The initiative will combine asset screening, structured screening and forced compliance with more detailed reporting requirements used currently only for European Central Bank and Bank of England repo transactions, he said.
Sounds like a replacement for the rating agencies.
Analysts say the scheme could also encourage European regulators to reassess the role of securitisation as another vital part of the funding tools available for banks. Proponents want to encourage regulators to allow ABS to be included in a bank’s liquidity buffers.
At a minimum, if an asset should qualify for inclusion in a bank's liquidity buffer, there should be a deep, liquid secondary market for the asset.

Clearly, the secondary market for structured finance securities is illiquid.  Some might even say that it borders on being frozen like a block of ice.

It appears that structured finance securities without observable event based reporting are the exact opposite of what should be included in a bank's liquidity buffer.

With observable event based reporting, there is a reason for a deep, liquid secondary market to develop.  Investors will be able to assess the current performance of the underlying collateral and value the deal.
The two trade bodies leading the scheme – the Association for Financial Markets in Europe and the European Financial Services Round Table – have raised more than €3.6m to initially fund the PCS initiative and set up two bodies to govern the scheme. The not-for-profit project will then be funded by fees paid by issuers.
Both of these trade bodies are actually sell-side controlled lobbying organizations.  They do not represent the buy-side.  An important point when it comes to reporting who is sponsoring an initiative.
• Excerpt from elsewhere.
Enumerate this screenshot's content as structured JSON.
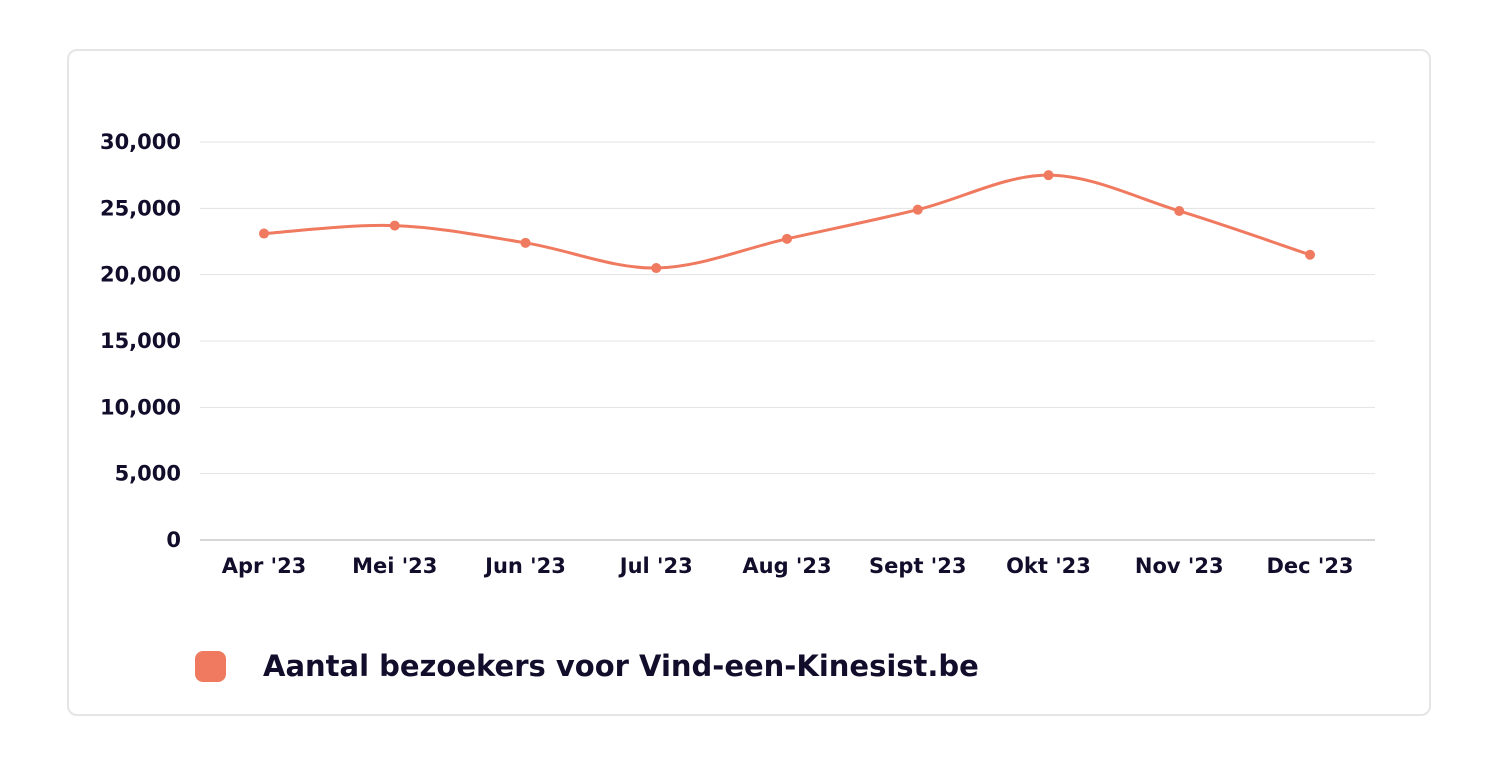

The PCS initiative is yet another effort by the sell-side to retain opacity in structured finance deals.

In fact, the 3.6 million euros that were provide to initially fund the initiative gives an indication of just how valuable the sell-side thinks maintaining the current level of opacity is in structured finance.  Nobody spends this type of money on a speculative bet unless they expect to receive multiples on their investments in return (which by the way, lobbying delivers).
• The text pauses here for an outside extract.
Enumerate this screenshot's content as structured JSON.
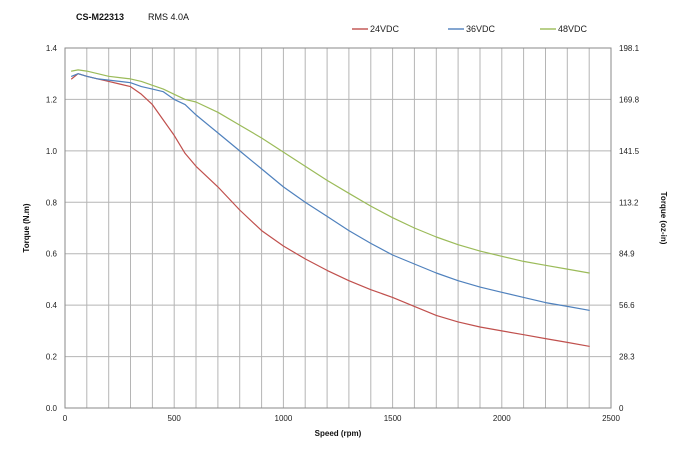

Until these deals offer observable event based reporting, anyone who buys them is showing they learned nothing from the opaque, toxic mortgage-backed securities and is asking for the losses they are likely to experience.
Rick Watson, head of capital markets at AFME, said PCS has received broad support from issuers and investors around Europe. The Bank of England, European Investment Bank and ECB have also been “observing” the initiative. 
I wonder if they ever get tired of observing the fact that the sell-side initiative is not ending the buyers' strike.
Mario Draghi, ECB president, said he “welcomed the initiative, which aims at increasing the attractiveness of asset-backed securities among investors and originating banks”.
Of course the ECB is supporting the sell-side initiative.  The ECB's balance sheet has a significant exposure to structured finance deals and it is hoping to sell them.
Critics, however, argue that the pan-European scheme is unlikely to have any meaningful effect on promoting ABS by itself and could even just confuse investors.
The critics are wrong as the scheme has already had a meaningful effect.  It has delayed the financial regulators and central bankers from requiring observable event based reporting for structured finance transactions.